General characteristics
- Class & type: YMS-1-class minesweeper
- Displacement: 270 tons
- Length: 136 ft (41 m)
- Beam: 24 ft 6 in (7.47 m)
- Draft: 8 ft (2.4 m)
- Propulsion: 2 × 880 bhp General Motors 8-268A diesel engines; 2 shafts;
- Speed: 15 knots (28 km/h)
- Complement: 32
- Armament: 1 × 3"/50 caliber dual purpose gun mount; 2 × 20 mm guns; 2 × depth charge projectors;

= USS Crossbill (AMS-45) =

Minesweeper of the United States Navy

USS Crossbill (MSC(O)-45/AMS-45/YMS-120) was a built for the United States Navy during World War II. She was the second U.S. Navy ship to be named for the crossbill.
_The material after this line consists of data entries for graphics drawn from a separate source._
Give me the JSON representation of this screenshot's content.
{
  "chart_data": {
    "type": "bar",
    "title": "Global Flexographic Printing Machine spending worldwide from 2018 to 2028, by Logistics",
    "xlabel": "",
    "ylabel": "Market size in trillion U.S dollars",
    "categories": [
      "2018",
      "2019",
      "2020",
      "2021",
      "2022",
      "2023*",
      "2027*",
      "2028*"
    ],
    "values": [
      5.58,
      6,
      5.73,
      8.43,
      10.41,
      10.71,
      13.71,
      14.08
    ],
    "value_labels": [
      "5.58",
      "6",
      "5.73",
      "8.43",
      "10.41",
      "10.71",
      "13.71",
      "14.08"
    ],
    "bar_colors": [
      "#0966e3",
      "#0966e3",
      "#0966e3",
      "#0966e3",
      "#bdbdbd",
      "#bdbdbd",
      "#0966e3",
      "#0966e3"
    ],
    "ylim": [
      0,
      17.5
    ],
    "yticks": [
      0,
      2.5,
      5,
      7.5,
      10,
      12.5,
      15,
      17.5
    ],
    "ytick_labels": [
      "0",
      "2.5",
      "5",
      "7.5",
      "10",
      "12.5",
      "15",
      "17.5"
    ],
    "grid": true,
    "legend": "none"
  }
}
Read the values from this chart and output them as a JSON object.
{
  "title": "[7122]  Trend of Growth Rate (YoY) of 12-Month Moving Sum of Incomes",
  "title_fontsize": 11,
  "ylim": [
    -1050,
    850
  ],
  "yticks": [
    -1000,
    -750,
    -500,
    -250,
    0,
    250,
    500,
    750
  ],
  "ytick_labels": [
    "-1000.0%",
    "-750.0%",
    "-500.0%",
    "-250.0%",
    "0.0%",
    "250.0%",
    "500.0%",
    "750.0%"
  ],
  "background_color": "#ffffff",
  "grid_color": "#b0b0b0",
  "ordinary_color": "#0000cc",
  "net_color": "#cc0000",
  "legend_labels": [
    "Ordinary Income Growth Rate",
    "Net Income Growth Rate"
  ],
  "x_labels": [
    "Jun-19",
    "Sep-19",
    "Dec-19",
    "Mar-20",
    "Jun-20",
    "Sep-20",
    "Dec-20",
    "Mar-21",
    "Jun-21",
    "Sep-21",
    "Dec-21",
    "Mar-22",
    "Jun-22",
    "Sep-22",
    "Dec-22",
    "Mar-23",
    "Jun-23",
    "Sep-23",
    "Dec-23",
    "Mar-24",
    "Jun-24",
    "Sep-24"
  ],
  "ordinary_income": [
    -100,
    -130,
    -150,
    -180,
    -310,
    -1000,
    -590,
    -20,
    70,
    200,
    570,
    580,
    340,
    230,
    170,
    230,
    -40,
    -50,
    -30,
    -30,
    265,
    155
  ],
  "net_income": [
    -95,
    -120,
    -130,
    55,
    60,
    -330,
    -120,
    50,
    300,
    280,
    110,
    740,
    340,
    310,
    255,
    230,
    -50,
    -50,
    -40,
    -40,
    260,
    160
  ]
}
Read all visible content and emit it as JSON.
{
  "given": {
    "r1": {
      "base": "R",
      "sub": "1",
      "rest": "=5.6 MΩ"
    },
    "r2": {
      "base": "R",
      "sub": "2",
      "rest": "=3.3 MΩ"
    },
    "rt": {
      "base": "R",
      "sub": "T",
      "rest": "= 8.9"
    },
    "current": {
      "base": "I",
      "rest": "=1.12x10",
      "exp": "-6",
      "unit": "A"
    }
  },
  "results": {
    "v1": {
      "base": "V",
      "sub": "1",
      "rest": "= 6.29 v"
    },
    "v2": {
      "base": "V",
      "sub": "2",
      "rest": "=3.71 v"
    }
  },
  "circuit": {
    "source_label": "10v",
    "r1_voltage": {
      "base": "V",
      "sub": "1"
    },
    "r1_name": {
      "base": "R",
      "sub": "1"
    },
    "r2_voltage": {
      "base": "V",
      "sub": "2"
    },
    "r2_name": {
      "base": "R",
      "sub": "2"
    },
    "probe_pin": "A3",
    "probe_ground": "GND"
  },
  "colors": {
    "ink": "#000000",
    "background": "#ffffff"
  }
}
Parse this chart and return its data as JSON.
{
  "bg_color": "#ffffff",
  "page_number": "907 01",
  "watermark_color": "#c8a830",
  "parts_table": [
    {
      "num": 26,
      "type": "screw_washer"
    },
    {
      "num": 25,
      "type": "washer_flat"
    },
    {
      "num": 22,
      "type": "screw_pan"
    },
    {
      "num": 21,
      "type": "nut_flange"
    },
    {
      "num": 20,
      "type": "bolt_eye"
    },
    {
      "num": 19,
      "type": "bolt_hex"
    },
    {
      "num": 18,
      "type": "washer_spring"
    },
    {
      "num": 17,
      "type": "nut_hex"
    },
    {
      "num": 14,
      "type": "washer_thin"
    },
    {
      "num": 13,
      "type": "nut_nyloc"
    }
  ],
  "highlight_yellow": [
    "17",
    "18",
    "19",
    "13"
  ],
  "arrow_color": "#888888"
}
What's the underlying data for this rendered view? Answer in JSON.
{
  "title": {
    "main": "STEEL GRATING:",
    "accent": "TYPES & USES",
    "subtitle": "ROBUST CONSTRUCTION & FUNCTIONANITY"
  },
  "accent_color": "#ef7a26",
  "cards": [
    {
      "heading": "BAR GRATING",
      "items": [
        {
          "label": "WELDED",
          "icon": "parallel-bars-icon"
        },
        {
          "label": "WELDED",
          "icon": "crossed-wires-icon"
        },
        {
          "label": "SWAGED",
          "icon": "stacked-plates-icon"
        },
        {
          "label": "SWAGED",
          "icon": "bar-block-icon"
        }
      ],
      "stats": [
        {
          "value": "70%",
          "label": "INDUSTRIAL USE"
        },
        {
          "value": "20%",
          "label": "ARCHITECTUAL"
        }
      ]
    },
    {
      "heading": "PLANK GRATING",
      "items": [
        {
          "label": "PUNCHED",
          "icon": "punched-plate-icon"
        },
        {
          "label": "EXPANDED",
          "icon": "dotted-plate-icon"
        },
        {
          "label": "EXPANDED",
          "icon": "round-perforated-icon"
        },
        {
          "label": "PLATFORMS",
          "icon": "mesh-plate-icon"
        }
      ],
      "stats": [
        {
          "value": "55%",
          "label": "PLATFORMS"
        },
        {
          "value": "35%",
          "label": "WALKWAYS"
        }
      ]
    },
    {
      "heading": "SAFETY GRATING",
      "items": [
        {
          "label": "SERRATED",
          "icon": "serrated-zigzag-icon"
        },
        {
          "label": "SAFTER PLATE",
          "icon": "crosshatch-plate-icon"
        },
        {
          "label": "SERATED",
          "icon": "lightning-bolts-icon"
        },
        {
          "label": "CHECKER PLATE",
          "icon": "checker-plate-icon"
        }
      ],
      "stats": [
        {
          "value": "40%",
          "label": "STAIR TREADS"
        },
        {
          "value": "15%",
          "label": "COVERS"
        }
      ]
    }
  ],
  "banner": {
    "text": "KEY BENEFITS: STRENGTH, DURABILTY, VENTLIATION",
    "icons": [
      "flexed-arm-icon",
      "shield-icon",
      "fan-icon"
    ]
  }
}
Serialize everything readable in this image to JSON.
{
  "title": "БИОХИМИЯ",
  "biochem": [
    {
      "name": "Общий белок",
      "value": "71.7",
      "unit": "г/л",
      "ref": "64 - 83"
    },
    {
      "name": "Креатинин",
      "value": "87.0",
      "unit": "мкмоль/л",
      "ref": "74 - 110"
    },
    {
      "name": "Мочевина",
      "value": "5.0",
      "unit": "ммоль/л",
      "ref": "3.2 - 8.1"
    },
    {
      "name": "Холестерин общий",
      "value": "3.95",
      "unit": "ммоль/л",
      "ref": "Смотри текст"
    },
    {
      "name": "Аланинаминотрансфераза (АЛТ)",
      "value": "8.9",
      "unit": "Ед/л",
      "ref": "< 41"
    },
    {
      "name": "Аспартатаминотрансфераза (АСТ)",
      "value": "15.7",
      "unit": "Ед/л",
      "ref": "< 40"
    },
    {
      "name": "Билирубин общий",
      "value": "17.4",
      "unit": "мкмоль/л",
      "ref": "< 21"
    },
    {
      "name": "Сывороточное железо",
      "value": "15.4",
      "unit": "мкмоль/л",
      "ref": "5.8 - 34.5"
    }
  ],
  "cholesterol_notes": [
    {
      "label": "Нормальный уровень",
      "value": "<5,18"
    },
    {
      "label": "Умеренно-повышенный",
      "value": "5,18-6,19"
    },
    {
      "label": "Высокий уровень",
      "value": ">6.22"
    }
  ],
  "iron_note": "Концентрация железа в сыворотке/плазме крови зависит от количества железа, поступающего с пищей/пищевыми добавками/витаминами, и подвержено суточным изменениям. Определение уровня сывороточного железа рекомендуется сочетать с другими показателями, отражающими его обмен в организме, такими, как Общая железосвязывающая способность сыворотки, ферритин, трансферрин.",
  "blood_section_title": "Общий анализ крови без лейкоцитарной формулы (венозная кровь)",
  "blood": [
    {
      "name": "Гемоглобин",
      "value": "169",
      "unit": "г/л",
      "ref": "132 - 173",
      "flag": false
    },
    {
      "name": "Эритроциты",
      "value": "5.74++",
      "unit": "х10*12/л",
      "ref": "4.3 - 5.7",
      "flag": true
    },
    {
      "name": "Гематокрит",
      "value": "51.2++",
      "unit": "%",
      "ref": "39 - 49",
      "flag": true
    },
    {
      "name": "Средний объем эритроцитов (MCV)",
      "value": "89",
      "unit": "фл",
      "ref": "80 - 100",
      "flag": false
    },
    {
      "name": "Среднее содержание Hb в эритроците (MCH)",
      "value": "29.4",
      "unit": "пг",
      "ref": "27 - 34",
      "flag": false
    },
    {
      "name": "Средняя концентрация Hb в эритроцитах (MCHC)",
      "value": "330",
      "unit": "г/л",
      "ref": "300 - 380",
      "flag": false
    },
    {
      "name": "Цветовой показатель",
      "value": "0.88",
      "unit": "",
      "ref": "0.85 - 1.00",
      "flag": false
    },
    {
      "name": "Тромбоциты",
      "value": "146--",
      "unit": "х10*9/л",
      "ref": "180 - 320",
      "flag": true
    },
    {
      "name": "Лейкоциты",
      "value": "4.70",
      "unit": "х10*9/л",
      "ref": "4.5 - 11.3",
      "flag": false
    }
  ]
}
Crossbill was laid down as YMS-120 on 23 August 1941 by Harbor Boat Building Co. of Terminal Island, California; launched 4 April 1942 and completed on 1 August 1942.

YMS-120 was renamed and reclassified Crossbill (AMS-45) on 1 September 1947. Crossbill was reclassified as coastal minesweeper MSC(O)-45 on 7 February 1955, and was struck from the Naval Vessel Register on 1 November 1959. Her fate is unknown.